AİHM tüm yazışmalar bitmesine rağmen tam 9 aydır neden bir türlü kararını açıklamadı?
Yoksa bir takım lobiler mi iş başında?"
Bu noktada İrfan Aktan’ın Duvar’da, avukatı aracılığı ile Demirtaş’la yaptığı röportaja geçiyorum.
Aktan soruyor:
"Ankara’dan İstanbul’a, Diyarbakır’dan Hakkâri’ye kadar, karşılaştığımız herkes "Demirtaş ne olacak, daha ne kadar hapiste kalacak" diye soruyor. Sizin buna dair bir öngörünüz var mı? Sizce ne zaman hapisten çıkarsınız?"

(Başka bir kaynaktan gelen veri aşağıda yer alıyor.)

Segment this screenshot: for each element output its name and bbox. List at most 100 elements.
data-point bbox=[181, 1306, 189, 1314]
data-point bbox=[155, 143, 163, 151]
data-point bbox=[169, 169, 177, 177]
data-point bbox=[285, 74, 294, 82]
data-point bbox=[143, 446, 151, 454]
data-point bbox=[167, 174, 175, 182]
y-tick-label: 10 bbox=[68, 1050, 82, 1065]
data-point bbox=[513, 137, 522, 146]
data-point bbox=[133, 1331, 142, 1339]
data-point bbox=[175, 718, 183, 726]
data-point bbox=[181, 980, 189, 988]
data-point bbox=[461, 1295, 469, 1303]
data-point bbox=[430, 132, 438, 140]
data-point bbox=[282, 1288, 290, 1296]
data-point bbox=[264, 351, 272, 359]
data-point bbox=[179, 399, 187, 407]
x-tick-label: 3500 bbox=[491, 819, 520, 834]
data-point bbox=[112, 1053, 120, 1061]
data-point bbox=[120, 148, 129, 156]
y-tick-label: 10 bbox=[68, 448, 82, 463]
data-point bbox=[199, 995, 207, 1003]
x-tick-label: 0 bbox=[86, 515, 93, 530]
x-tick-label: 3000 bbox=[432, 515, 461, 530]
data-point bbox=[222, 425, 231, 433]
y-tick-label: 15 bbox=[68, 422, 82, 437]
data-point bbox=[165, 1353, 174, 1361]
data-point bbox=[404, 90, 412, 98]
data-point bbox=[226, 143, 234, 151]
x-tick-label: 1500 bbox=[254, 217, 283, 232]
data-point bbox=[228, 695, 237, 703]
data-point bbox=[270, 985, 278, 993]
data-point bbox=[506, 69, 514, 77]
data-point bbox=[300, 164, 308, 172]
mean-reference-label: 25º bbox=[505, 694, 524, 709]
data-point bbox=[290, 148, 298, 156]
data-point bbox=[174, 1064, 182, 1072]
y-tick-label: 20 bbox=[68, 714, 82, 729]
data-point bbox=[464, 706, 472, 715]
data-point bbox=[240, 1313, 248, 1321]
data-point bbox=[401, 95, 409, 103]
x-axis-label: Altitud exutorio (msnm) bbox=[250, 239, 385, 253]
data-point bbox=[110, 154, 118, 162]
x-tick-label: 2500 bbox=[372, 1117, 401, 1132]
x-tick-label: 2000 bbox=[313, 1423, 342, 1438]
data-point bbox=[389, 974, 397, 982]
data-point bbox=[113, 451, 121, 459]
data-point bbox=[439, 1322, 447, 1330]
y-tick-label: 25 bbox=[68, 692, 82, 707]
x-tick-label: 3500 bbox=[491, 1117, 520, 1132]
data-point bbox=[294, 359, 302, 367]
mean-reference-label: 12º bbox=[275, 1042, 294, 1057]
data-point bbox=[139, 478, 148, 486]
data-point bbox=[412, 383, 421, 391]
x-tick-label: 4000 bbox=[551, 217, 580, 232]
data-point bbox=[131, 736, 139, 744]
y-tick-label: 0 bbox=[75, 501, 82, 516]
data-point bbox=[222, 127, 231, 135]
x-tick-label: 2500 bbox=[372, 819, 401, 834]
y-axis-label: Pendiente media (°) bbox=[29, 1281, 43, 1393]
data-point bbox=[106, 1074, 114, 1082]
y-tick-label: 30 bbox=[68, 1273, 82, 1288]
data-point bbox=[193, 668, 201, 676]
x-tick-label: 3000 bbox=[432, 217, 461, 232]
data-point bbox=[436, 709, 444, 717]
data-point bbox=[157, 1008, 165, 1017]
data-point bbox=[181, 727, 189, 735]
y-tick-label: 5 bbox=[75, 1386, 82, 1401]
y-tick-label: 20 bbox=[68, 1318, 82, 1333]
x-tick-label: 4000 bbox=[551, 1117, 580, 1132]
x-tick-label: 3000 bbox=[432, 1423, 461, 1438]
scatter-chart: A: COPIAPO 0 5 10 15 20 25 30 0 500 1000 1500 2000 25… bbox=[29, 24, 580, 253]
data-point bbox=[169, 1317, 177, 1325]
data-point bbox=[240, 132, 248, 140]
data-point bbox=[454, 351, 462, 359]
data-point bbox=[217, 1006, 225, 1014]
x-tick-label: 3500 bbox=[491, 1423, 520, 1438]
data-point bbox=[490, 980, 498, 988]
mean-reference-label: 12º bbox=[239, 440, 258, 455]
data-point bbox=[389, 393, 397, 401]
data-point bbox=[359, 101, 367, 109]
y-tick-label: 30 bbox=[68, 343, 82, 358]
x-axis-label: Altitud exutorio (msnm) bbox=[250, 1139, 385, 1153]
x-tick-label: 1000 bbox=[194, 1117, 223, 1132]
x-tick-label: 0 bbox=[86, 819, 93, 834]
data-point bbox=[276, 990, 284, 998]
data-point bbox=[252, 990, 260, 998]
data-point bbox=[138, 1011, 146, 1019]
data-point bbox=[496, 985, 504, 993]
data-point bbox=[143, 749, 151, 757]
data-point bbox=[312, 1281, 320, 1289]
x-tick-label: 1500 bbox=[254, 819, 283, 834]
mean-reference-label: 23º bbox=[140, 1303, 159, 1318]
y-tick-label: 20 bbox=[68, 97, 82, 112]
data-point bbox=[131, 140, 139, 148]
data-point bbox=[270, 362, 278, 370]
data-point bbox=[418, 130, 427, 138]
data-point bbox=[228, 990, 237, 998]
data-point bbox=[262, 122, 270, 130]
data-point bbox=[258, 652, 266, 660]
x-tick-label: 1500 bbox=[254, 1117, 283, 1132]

"Halkımız ne zaman bu gidişata "êdî bes e" derse, siyasi tutsaklar o zaman çıkar. Mesela önümüzdeki yerel seçimler, Newroz, 8 Mart hep "yeter artık" demenin fırsatlarıdır."
Kürtler ne zaman ‘edi bese’, Türkler ne zaman ‘yeter’ der bilmiyorum. Dilerim bir gün derler.
Ama ben kendi adıma şu AİHM kararının 9 aydır neden açıklanmadığını değil, açıklanmadığı için Kürtlerin ve Türklerin neden etkili bir demokratik tepki ortaya koyamadıklarını doğrusu çok merak ediyorum.